When I asked how Sima planned each project, he told me that before each painting, he stakes out the tower and snaps a photo to use as a guide. His favorite view is at about 45 degrees from one of the faces:

“The angle is very important. I take a photo to keep my perspective. I am very careful, like a scientist,” he told me with a grin, “But I do it by eye, by feel, by experience. I reduce the details using the photo to focus my lines and give me perspective. Taking away some details allows me to express emotion, making it more abstract.”

Sima’s trick was to blur the upper edges and set the tower within an intensely solid blue, yellow or red background that evoked awe, turmoil, passion. By subtracting detail and adding a tinge of atypical color, Sima had hit his mark.

Standing in Sima’s half-basement studio, I wondered if the act of perception, of inference from incomplete information formed the substance of emotion, whether emotional networks were really extrapolation or inference circuits, evolution’s quick solution for patchwork processing. Indeed, while combinations of lines are strong snaggers of attention, scenes that are ominous or emotionally provocative are the most potent mesmerizers.

Sima’s choice of a solid, intense color combined with dense combinations of lines fascinated me.  With the help of Baidu’s translation app, we discussed a classic study of visual attention by neuroscientists at John Hopkins University. The researchers wanted to know whether image features like color, intensity (average RGB luminance), and line orientation affected bottom-up attention. They used an eye-tracking task to measure how much each feature attracted participants’ eyes and discovered that, in cityscapes, color intensity and line orientation were most important in luring participant’s brains to attention.

“Pretty cool eh?” I said. We chuckled at how Sima’s paintings were, in no small fashion, a neuroscience experiment. 

Pointing at his head, Sima replied, “Same brain.”

 

Further Reading on Attention

Barron DS, Castellanos FX (In Press). “Attention Networks.” In: Pfaff DW, Volkow N, Calderon DP (eds.) Neuroscience in the 21 st Century, 2 nd Edition. Springer Press. A primer on how neuroscientists study the attention system and why attention is divided into orienting, alerting, and executive networks. Emphasis is also placed on what and how lesion-deficit, behavioral, and neuroimaging data can teach us about the brain.

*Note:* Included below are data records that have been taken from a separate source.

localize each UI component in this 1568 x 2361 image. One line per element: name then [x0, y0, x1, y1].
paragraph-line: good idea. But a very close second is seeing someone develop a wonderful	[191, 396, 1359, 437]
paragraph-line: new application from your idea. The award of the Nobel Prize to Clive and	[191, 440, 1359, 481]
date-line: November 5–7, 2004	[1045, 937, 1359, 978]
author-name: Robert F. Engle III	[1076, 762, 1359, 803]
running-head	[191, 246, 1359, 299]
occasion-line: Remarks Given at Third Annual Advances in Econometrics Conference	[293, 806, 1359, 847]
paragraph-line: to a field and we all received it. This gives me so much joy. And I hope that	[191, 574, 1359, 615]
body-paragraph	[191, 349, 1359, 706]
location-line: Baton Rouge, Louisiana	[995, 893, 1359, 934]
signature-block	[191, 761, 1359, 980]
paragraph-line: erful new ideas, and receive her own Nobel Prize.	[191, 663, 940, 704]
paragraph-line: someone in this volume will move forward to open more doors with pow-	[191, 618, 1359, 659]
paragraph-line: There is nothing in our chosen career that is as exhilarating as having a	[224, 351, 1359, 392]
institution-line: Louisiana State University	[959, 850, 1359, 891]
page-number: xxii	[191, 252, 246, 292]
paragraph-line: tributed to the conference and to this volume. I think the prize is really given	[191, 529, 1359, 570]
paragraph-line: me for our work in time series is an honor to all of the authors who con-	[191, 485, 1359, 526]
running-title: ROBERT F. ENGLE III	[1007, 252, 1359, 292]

Corbetta, M., & Shulman, G. L. (2011). Spatial neglect and attention networks. Annual Review of Neuroscience, 34, 569–599. doi:10.1146/annurev-neuro- 061010-113731. An in-depth yet highly readable review of attention networks and how they relate to the effects of stroke.

Petersen, S. E., & Posner, M. I. (2012). The Attention System of the Human Brain: 20 Years After. Annual Review of Neuroscience, 35(1), 73–89. doi:10.1146/annurev-neuro-062111-150525. A more in-depth review of the brain’s attention system, with emphasis on the latest studies.